Mountaineers and managers
But the motivation is purely business. For a recent expedition to the reserve by a Korean team the imf charged us $9,911 as handling charges (The team, it is another story though, was later packed off from the region while trying to enter the core of the ndbr illegally). The amount converts to approximately rupees four lakh. In comparison, an average villager in Lata earns Rs 5,727 per annum from the village ecosystem and Rs 70-200 per day from carrying 30-40 kilogrammes of weight as porter to heights more than 7,000 metres (m). imf charges us $3,000 for treks to over 7,000 m, besides making money out of renting equipment.

Real ecotourism
Sunil Kainthola, of Janadhar, Dehra Dun-based non governmental organisation, suggests, "Why can't the people be allowed to manage tourism in the region? They have a plan. The government should provide the capital. They'll do a better job -- maybe set up an example for the entire Himalaya-based tourism."

Dhan Singh Rana adds, "The forest department has made thieves out of us in our own backyard. Now they want us to beg before the tourist operators to earn menial amounts. If the ndbr is to be opened to tourism, let the people of the region manage the business and earn off it," he says. And the village has simple solutions in store to make tourism ecologically-sound.

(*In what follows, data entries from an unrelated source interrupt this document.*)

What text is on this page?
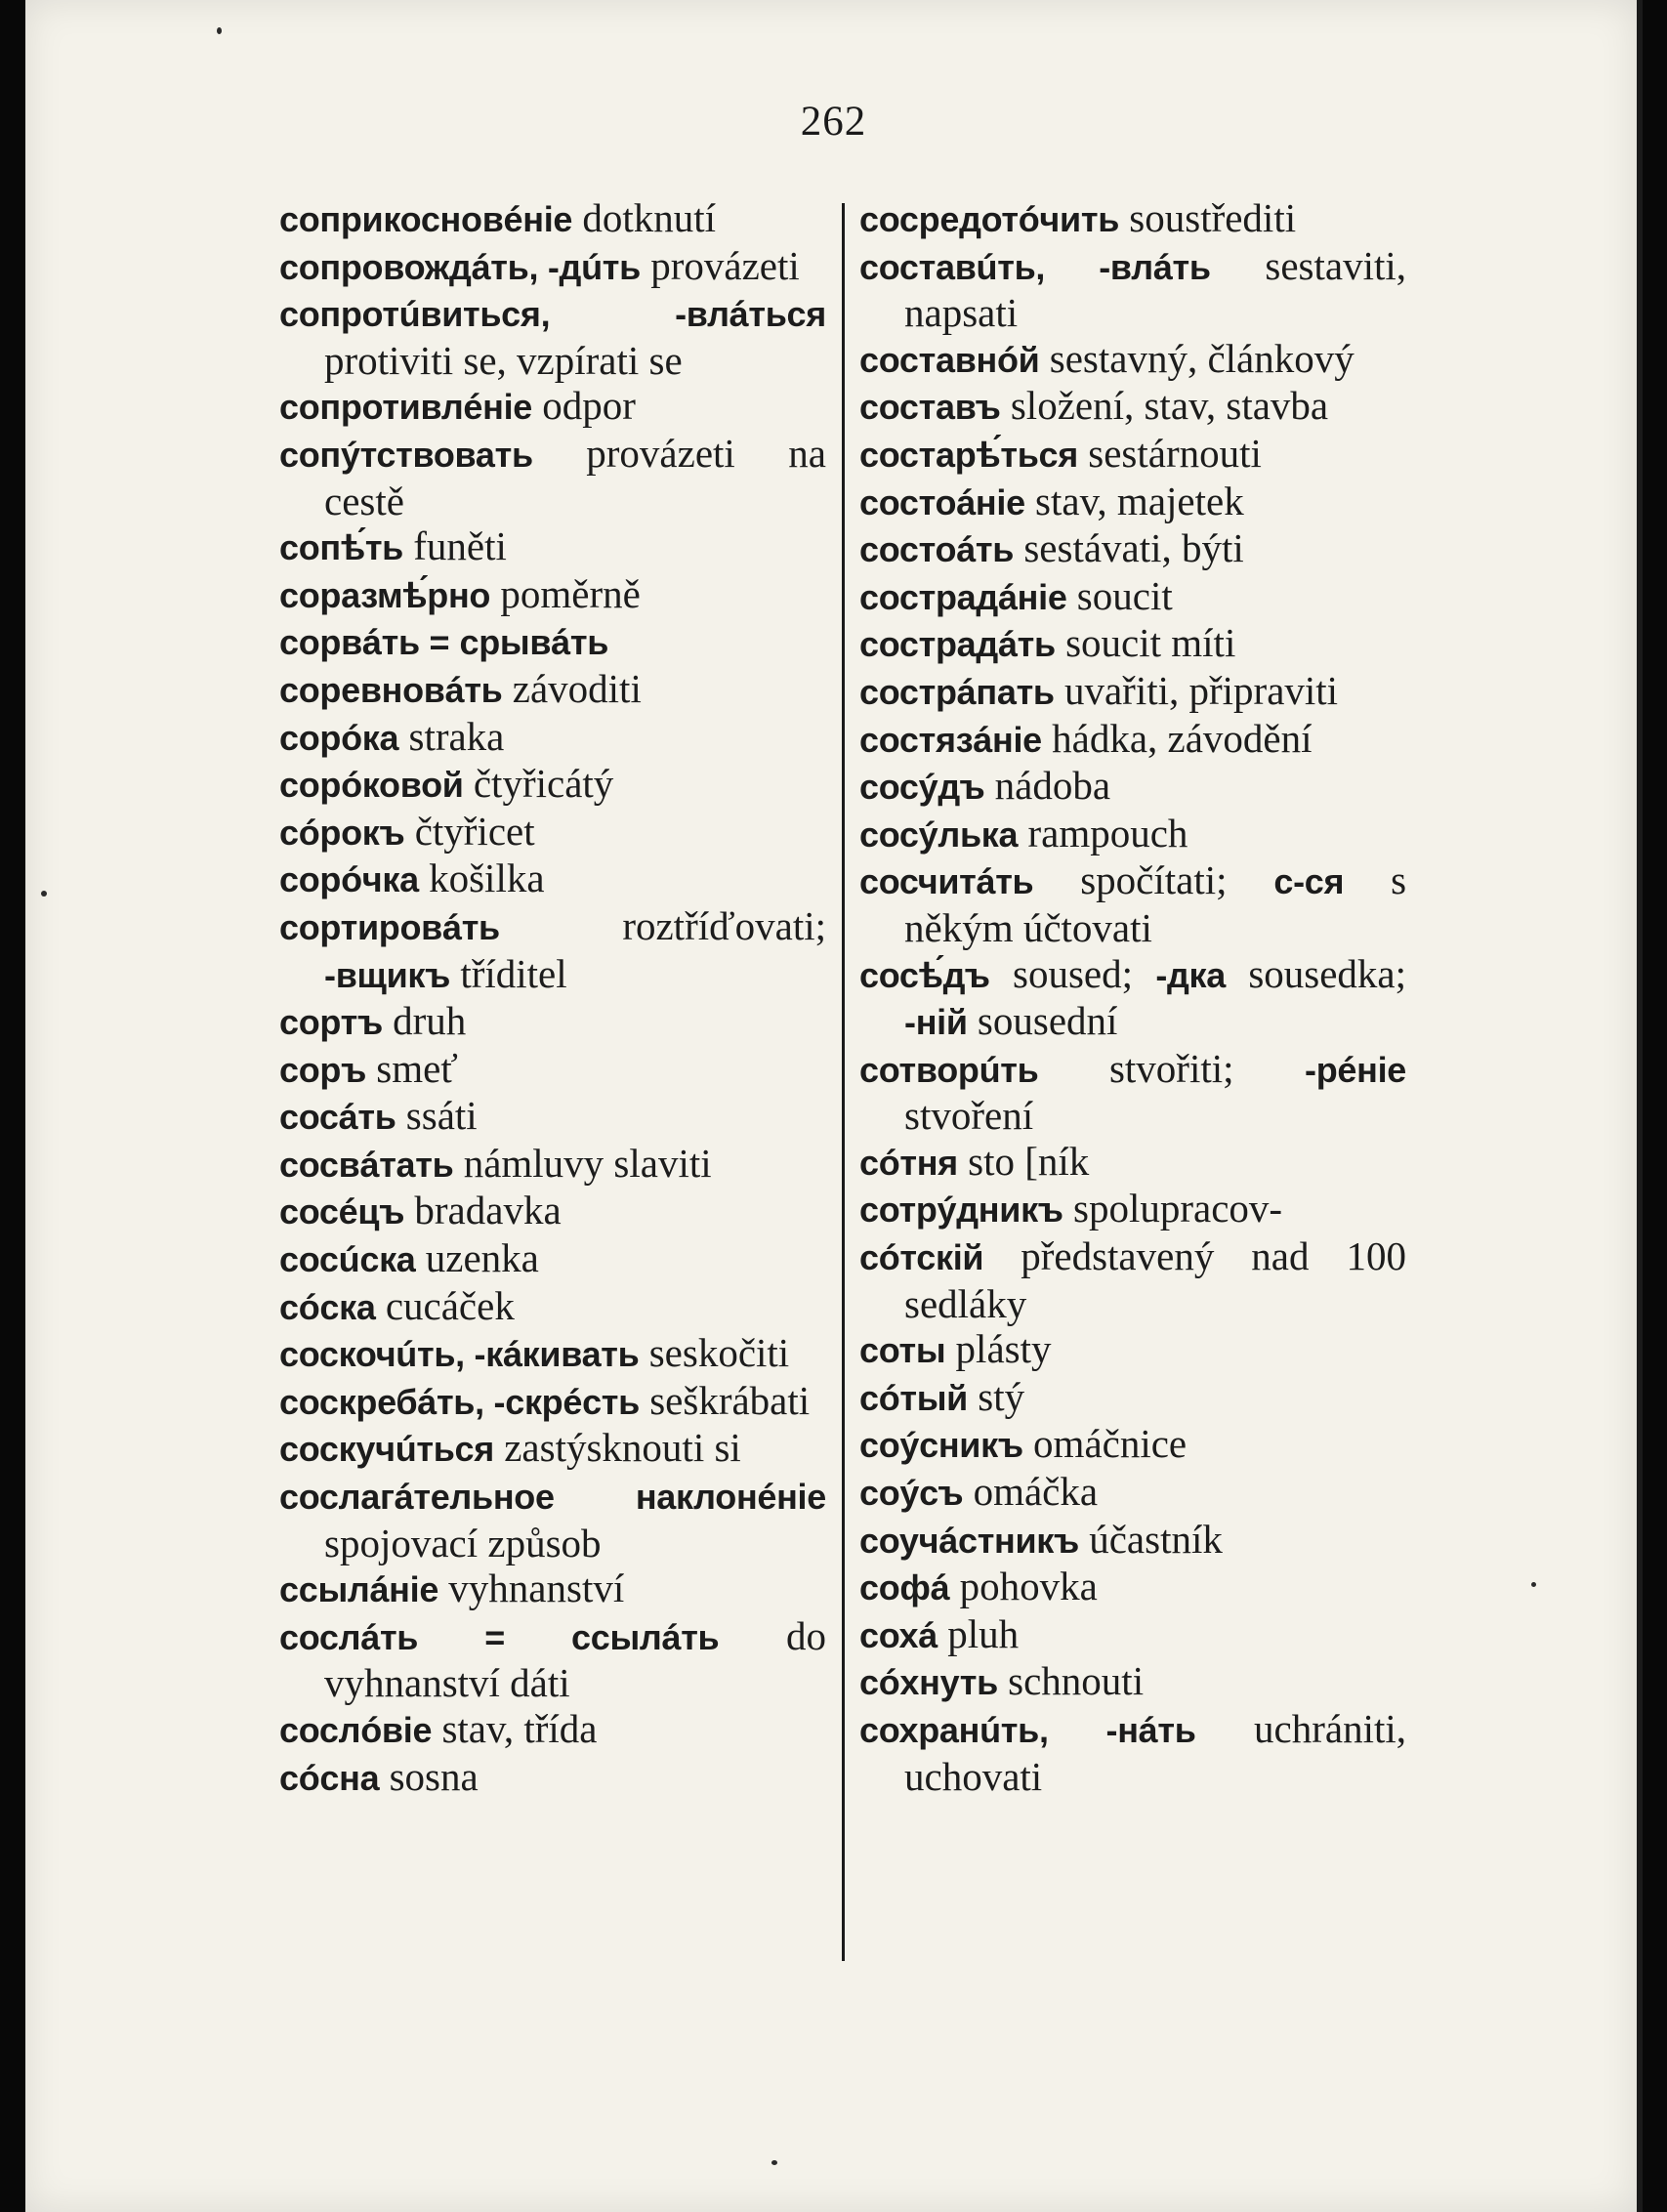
262

соприкосновéнiе dotknutí

сопровождáть, -дúть provázeti

сопротúвиться, -влáться protiviti se, vzpírati se

сопротивлéнiе odpor

сопýтствовать provázeti na cestě

сопѣ́ть funěti

соразмѣ́рно poměrně

сорвáть = срывáть

соревновáть závoditi

сорóка straka

сорóковой čtyřicátý

сóрокъ čtyřicet

сорóчка košilka

сортировáть	roztříďovati; -вщикъ tříditel

сортъ druh

соръ smeť

сосáть ssáti

сосвáтать námluvy slaviti

сосéцъ bradavka

сосúска uzenka

сóска cucáček

соскочúть, -кáкивать seskočiti

соскребáть, -скрéсть seškrábati

соскучúться zastýsknouti si

сослагáтельное наклонéнiе spojovací způsob

ссылáнiе vyhnanství

сослáть = ссылáть do vyhnanství dáti

сослóвiе stav, třída

сóсна sosna

сосредотóчить soustřediti

составúть, -влáть sestaviti, napsati

составнóй sestavný, článkový

составъ složení, stav, stavba

состарѣ́ться sestárnouti

состоáнiе stav, majetek

состоáть sestávati, býti

сострадáнiе soucit

сострадáть soucit míti

сострáпать uvařiti, připraviti

состязáнiе hádka, závodění

сосýдъ nádoba

сосýлька rampouch

сосчитáть spočítati; с-ся s někým účtovati

сосѣ́дъ soused; -дка sousedka; -нiй sousední

сотворúть stvořiti; -рéнiе stvoření

сóтня sto [ník

сотрýдникъ spolupracov-

сóтскiй představený nad 100 sedláky

соты plásty

сóтый stý

соýсникъ omáčnice

соýсъ omáčka

соучáстникъ účastník

софá pohovka

сохá pluh

сóхнуть schnouti

сохранúть, -нáть uchrániti, uchovati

They propose that the village houses on lower hills, which remain vacant during summers, be used for accommodation instead of constructing concrete monstrosities; ecological experts be invited to work with villagers to devise routes and methods to minimise ecological impact of tourism and the local community be taught to monitor and study ecology using new methodologies as well be allowed traditional practices. "If my son earns from a legitimate source of income he will neither have to depend upon illegitimate ones, like some of us now, nor wait for the forest guard to distribute doles to subsist on." A plan in hand, the people of Lata wait, rather impatiently though.